All of us are newbies(noobs) at some point.

He may have already left the forum for what its worth........Geeez


----------



## tkin (Dec 28, 2012)

debarshi said:


> Dont demean him like this guys, its his first post for that matter, gotta be the first review (Okay I agree the review is hopeless) but he still tried to inform us about a product.
> All of us are newbies(noobs) at some point.
> 
> He may have already left the forum for what its worth........Geeez


Yeah, but a one line review? Really? For Pete's sake I could write a better essay in class 5 and I read in a bengali medium school.


----------



## Nanducob (Dec 28, 2012)

^yeah not bad considering it as his 1st post.


----------



## tkin (Dec 28, 2012)

Nanducob said:


> I find this review to be very helpful,well written and informative and god will punish me for saying this.


Ha ha ha ha 



Nanducob said:


> ^yeah not bad considering it as his 1st post.

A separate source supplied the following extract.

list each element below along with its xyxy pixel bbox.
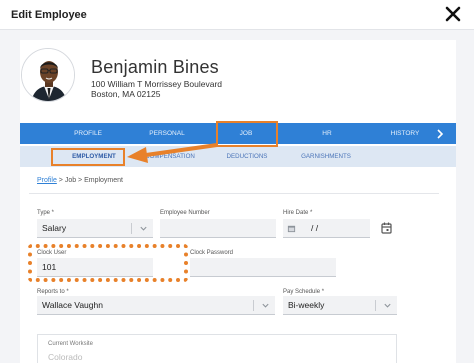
highlight-clock-user [28,244,188,282]
annotation-arrow-icon [127,143,218,163]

Hey on that, how did he create a thread n the first place? New members can't make threads without explicit mod approval?


----------



## Nanducob (Dec 28, 2012)

tkin said:


> Yeah, but a one line review? Really? For Pete's sake I could write a better essay in class 5 and I read in a bengali medium school.


Thats also true

I dont know whom should i support here


----------



## debarshi (Dec 28, 2012)

I think he tried to troll us


----------



## Flash (Dec 28, 2012)

Since it's his/her post, we can assume he/she doesn't know how to review or not!


----------



## tkin (Dec 28, 2012)

Back to my point, how can a new user post a thread? And if a mod approved this, god rest tdf's soul.


----------



## Flash (Dec 28, 2012)

tkin said:


> Back to my point, how can a new user post a thread? And if a mod approved this, god rest tdf's soul.

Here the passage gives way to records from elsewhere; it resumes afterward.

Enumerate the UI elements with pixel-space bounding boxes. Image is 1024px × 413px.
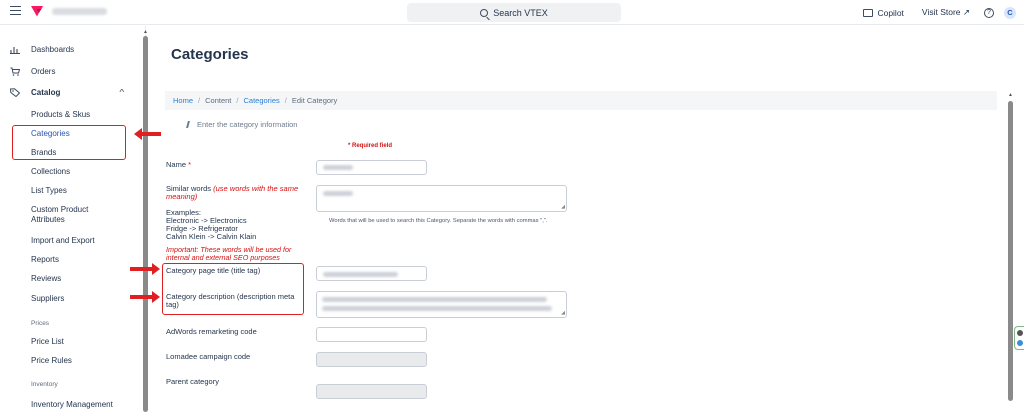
parent-category-select[interactable] [316, 384, 427, 399]
description-value-blurred [322, 297, 547, 302]
vtex-logo-icon[interactable] [30, 5, 44, 18]
info-hint-text: Enter the category information [197, 120, 298, 129]
similar-words-label: Similar words (use words with the same m… [166, 185, 306, 201]
resize-handle-icon[interactable]: ◢ [561, 310, 565, 316]
title-tag-value-blurred [323, 272, 398, 277]
sidebar-item-label: Orders [31, 66, 56, 76]
avatar[interactable]: C [1004, 6, 1016, 19]
similar-words-examples: Examples: Electronic -> Electronics Frid… [166, 209, 256, 241]
required-field-note: * Required field [348, 143, 393, 149]
annotation-arrow-right [130, 263, 160, 275]
sidebar-item-label: Price Rules [31, 355, 72, 365]
section-label: Inventory [31, 380, 58, 388]
name-value-blurred [323, 165, 353, 170]
adwords-input[interactable] [316, 327, 427, 342]
sidebar-item-label: Products & Skus [31, 109, 91, 119]
info-hint: Enter the category information [186, 120, 298, 129]
annotation-box-categories-brands [12, 125, 126, 160]
page-title: Categories [171, 46, 249, 63]
widget-gear-icon [1017, 330, 1023, 336]
similar-words-hint: Words that will be used to search this C… [329, 218, 548, 224]
sidebar: Dashboards Orders Catalog ^ Products & S… [0, 26, 146, 412]
description-value-blurred [322, 306, 552, 311]
main-scroll-up-icon[interactable]: ▲ [1008, 92, 1013, 98]
help-icon[interactable]: ? [984, 7, 994, 18]
sidebar-item-label: List Types [31, 185, 67, 195]
copilot-label: Copilot [877, 7, 904, 18]
breadcrumb-categories[interactable]: Categories [243, 96, 279, 105]
sidebar-item-label: Inventory Management [31, 399, 113, 409]
required-star: * [188, 160, 192, 169]
sidebar-item-label: Price List [31, 336, 64, 346]
sidebar-item-label: Import and Export [31, 235, 95, 245]
resize-handle-icon[interactable]: ◢ [561, 204, 565, 210]
parent-category-label: Parent category [166, 377, 219, 386]
tag-icon [10, 87, 20, 97]
section-label: Prices [31, 319, 50, 327]
widget-help-icon [1017, 340, 1023, 346]
chat-icon [863, 8, 874, 17]
annotation-arrow-right [130, 291, 160, 303]
name-label: Name * [166, 161, 191, 169]
lomadee-input [316, 352, 427, 367]
example-line: Calvin Klein -> Calvin Klain [166, 231, 257, 241]
sidebar-item-label: Suppliers [31, 293, 65, 303]
search-vtex-button[interactable]: Search VTEX [407, 3, 621, 22]
breadcrumb-edit-category: Edit Category [291, 96, 338, 105]
search-label: Search VTEX [493, 7, 548, 18]
breadcrumb-separator: / [236, 96, 239, 105]
annotation-arrow-left [134, 128, 161, 140]
adwords-label: AdWords remarketing code [166, 327, 257, 336]
info-bar-icon [186, 121, 190, 128]
cart-icon [10, 67, 20, 76]
name-label-text: Name [166, 160, 187, 169]
copilot-button[interactable]: Copilot [863, 7, 904, 18]
sidebar-item-label: Catalog [31, 87, 61, 97]
top-bar: Search VTEX Copilot Visit Store ↗ ? C [0, 0, 1024, 25]
sidebar-item-label: Reviews [31, 273, 62, 283]
breadcrumb: Home / Content / Categories / Edit Category [165, 91, 997, 110]
account-name-blurred[interactable] [52, 8, 107, 15]
title-tag-input[interactable] [316, 266, 427, 281]
breadcrumb-content: Content [205, 96, 232, 105]
visit-store-link[interactable]: Visit Store ↗ [922, 7, 970, 18]
sidebar-item-label: Custom Product Attributes [31, 205, 89, 224]
search-icon [480, 8, 489, 17]
similar-words-textarea[interactable]: ◢ [316, 185, 567, 212]
description-meta-textarea[interactable]: ◢ [316, 291, 567, 318]
menu-icon[interactable] [10, 6, 21, 15]
seo-important-note: Important: These words will be used for … [166, 245, 292, 262]
breadcrumb-home[interactable]: Home [173, 96, 193, 105]
sidebar-item-label: Collections [31, 166, 71, 176]
main-content: Categories Home / Content / Categories / Ed… [148, 26, 1014, 412]
breadcrumb-separator: / [198, 96, 201, 105]
similar-words-value-blurred [323, 191, 353, 196]
floating-widget[interactable] [1014, 326, 1024, 350]
annotation-box-seo-fields [162, 263, 304, 315]
main-scrollbar[interactable] [1008, 101, 1013, 401]
sidebar-item-label: Dashboards [31, 44, 75, 54]
name-input[interactable] [316, 160, 427, 175]
breadcrumb-separator: / [284, 96, 287, 105]
bar-chart-icon [10, 46, 20, 54]
lomadee-label: Lomadee campaign code [166, 352, 251, 361]
sidebar-item-label: Reports [31, 254, 60, 264]
chevron-up-icon[interactable]: ^ [119, 88, 124, 97]
sidebar-item-catalog[interactable]: Catalog ^ [0, 83, 146, 101]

Maybe the user could've posted his/her first 10 comments in Chit-chat.
Chit-chat comments are not attributed to user's posts right!


----------



## tkin (Dec 28, 2012)

Gearbox said:


> Maybe the user could've posted his/her first 10 comments in Chit-chat.
> Chit-chat comments are not attributed to user's posts right!

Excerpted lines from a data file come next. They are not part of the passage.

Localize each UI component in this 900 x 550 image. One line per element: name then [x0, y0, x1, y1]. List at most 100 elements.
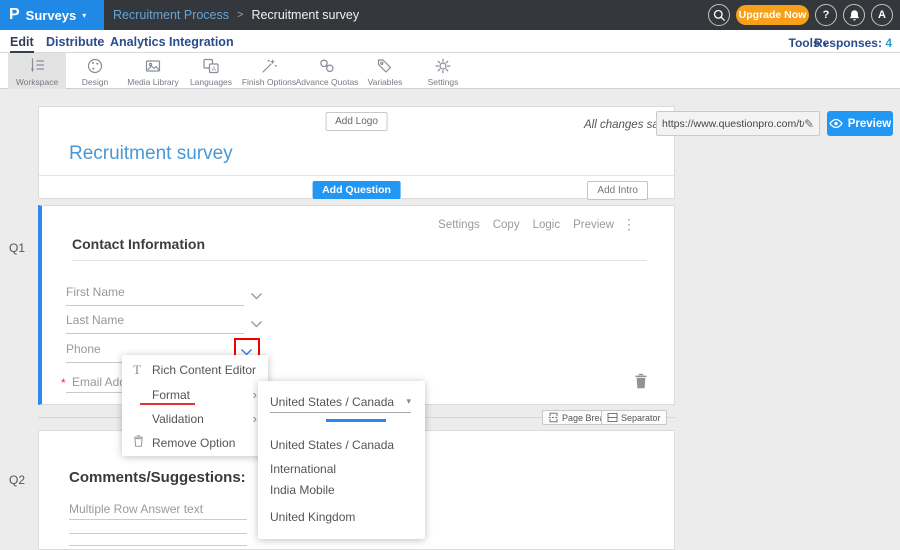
toolbar-item-advance-quotas[interactable]: Advance Quotas	[298, 53, 356, 89]
row-options-menu: T Rich Content Editor Format › Validatio…	[122, 355, 268, 456]
notifications-button[interactable]	[843, 4, 865, 26]
help-icon: ?	[823, 9, 830, 21]
questionpro-logo: P	[9, 6, 20, 24]
submenu-arrow-icon: ›	[253, 414, 257, 424]
required-marker: *	[61, 376, 66, 390]
answer-line[interactable]	[69, 545, 247, 546]
avatar: A	[878, 9, 886, 21]
toolbar-item-settings[interactable]: Settings	[414, 53, 472, 89]
answer-line[interactable]	[66, 392, 130, 393]
tab-edit[interactable]: Edit	[10, 35, 34, 53]
format-selected-value: United States / Canada	[270, 395, 394, 409]
toolbar-item-workspace[interactable]: Workspace	[8, 53, 66, 89]
svg-text:A: A	[212, 65, 217, 72]
tag-icon	[375, 56, 395, 76]
search-button[interactable]	[708, 4, 730, 26]
menu-item-rich-content-editor[interactable]: T Rich Content Editor	[122, 357, 268, 382]
format-option-us-canada[interactable]: United States / Canada	[270, 438, 394, 452]
submenu-arrow-icon: ›	[253, 390, 257, 400]
survey-url-input[interactable]	[662, 118, 804, 130]
format-submenu: United States / Canada ▾ United States /…	[258, 381, 425, 539]
trash-icon	[133, 435, 144, 447]
divider	[72, 260, 647, 261]
separator-icon	[607, 412, 618, 423]
search-icon	[713, 9, 726, 22]
chevron-down-icon	[250, 320, 263, 329]
row-options-button[interactable]	[250, 288, 263, 306]
toolbar-item-design[interactable]: Design	[66, 53, 124, 89]
question-logic-link[interactable]: Logic	[533, 219, 561, 231]
survey-title[interactable]: Recruitment survey	[69, 143, 233, 165]
breadcrumb-separator: >	[237, 9, 243, 21]
bell-icon	[848, 9, 861, 22]
question2-title[interactable]: Comments/Suggestions:	[69, 469, 246, 486]
add-question-button[interactable]: Add Question	[312, 181, 401, 199]
chevron-down-icon	[250, 292, 263, 301]
breadcrumb: Recruitment Process > Recruitment survey	[113, 0, 359, 30]
question-copy-link[interactable]: Copy	[493, 219, 520, 231]
workspace-icon	[27, 56, 47, 76]
product-menu-label: Surveys	[26, 8, 77, 23]
tab-analytics[interactable]: Analytics	[110, 35, 166, 51]
caret-down-icon: ▾	[406, 396, 411, 407]
section-tabs: Edit Distribute Analytics Integration To…	[0, 30, 900, 53]
format-select[interactable]: United States / Canada ▾	[270, 393, 411, 413]
toolbar-item-media-library[interactable]: Media Library	[124, 53, 182, 89]
multirow-answer-placeholder: Multiple Row Answer text	[69, 502, 203, 516]
menu-item-validation[interactable]: Validation ›	[122, 406, 268, 431]
answer-line[interactable]	[69, 519, 247, 520]
format-option-international[interactable]: International	[270, 462, 336, 476]
account-button[interactable]: A	[871, 4, 893, 26]
question-settings-link[interactable]: Settings	[438, 219, 480, 231]
responses-count: 4	[885, 36, 892, 50]
add-logo-button[interactable]: Add Logo	[325, 112, 388, 131]
toolbar-item-finish-options[interactable]: Finish Options	[240, 53, 298, 89]
survey-header-card: Add Logo Recruitment survey Add Question…	[38, 106, 675, 199]
gear-icon	[433, 56, 453, 76]
image-icon	[143, 56, 163, 76]
question1-actions: Settings Copy Logic Preview	[438, 219, 614, 231]
toolbar-item-variables[interactable]: Variables	[356, 53, 414, 89]
breadcrumb-current: Recruitment survey	[251, 8, 359, 22]
survey-url-field[interactable]: ✎	[656, 111, 820, 136]
tab-distribute[interactable]: Distribute	[46, 35, 104, 51]
scroll-indicator	[326, 419, 386, 422]
answer-line[interactable]	[66, 333, 244, 334]
answer-line[interactable]	[69, 533, 247, 534]
row-options-button[interactable]	[250, 316, 263, 334]
trash-icon	[634, 373, 648, 389]
highlight-red-underline	[140, 403, 195, 405]
divider	[270, 412, 411, 413]
format-option-united-kingdom[interactable]: United Kingdom	[270, 510, 355, 524]
upgrade-now-button[interactable]: Upgrade Now	[736, 5, 809, 25]
quota-links-icon	[317, 56, 337, 76]
toolbar-item-languages[interactable]: A Languages	[182, 53, 240, 89]
editor-toolbar: Workspace Design Media Library A	[0, 53, 900, 89]
question-preview-link[interactable]: Preview	[573, 219, 614, 231]
question1-number: Q1	[9, 241, 25, 255]
menu-item-remove-option[interactable]: Remove Option	[122, 430, 268, 455]
separator-button[interactable]: Separator	[601, 410, 667, 425]
eye-icon	[829, 118, 843, 129]
toolbar-items: Workspace Design Media Library A	[8, 53, 472, 89]
help-button[interactable]: ?	[815, 4, 837, 26]
add-intro-button[interactable]: Add Intro	[587, 181, 648, 200]
answer-line[interactable]	[66, 305, 244, 306]
more-options-icon[interactable]: ⋮	[622, 216, 636, 233]
tab-integration[interactable]: Integration	[169, 35, 234, 51]
format-option-india-mobile[interactable]: India Mobile	[270, 483, 335, 497]
breadcrumb-parent-link[interactable]: Recruitment Process	[113, 8, 229, 22]
page-break-icon	[548, 412, 559, 423]
product-menu[interactable]: P Surveys ▾	[0, 0, 104, 30]
questionpro-survey-editor: P Surveys ▾ Recruitment Process > Recrui…	[0, 0, 900, 550]
edit-url-icon[interactable]: ✎	[804, 117, 814, 131]
caret-down-icon: ▾	[82, 11, 86, 20]
question1-title[interactable]: Contact Information	[72, 236, 205, 252]
preview-button[interactable]: Preview	[827, 111, 893, 136]
question2-number: Q2	[9, 473, 25, 487]
delete-question-button[interactable]	[634, 373, 648, 394]
translate-icon: A	[201, 56, 221, 76]
text-format-icon: T	[133, 362, 152, 378]
palette-icon	[85, 56, 105, 76]
responses-link[interactable]: Responses: 4	[814, 36, 892, 50]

But they are counted against thread creation?
Anywho check his posts, only one.


----------



## Flash (Dec 28, 2012)

tkin said:


> *www.thinkdigit.com/forum/search.php?searchid=170223



Says "Sorry - no matches. Please try some different terms."


----------



## tkin (Dec 28, 2012)

Gearbox said:


> Says "Sorry - no matches. Please try some different terms."


Sorry:
*i.imgur.com/YqvGa.png


----------



## Flash (Dec 28, 2012)

tkin said:


> Sorry:
> *i.imgur.com/YqvGa.png



Got it. That's worrisome.


----------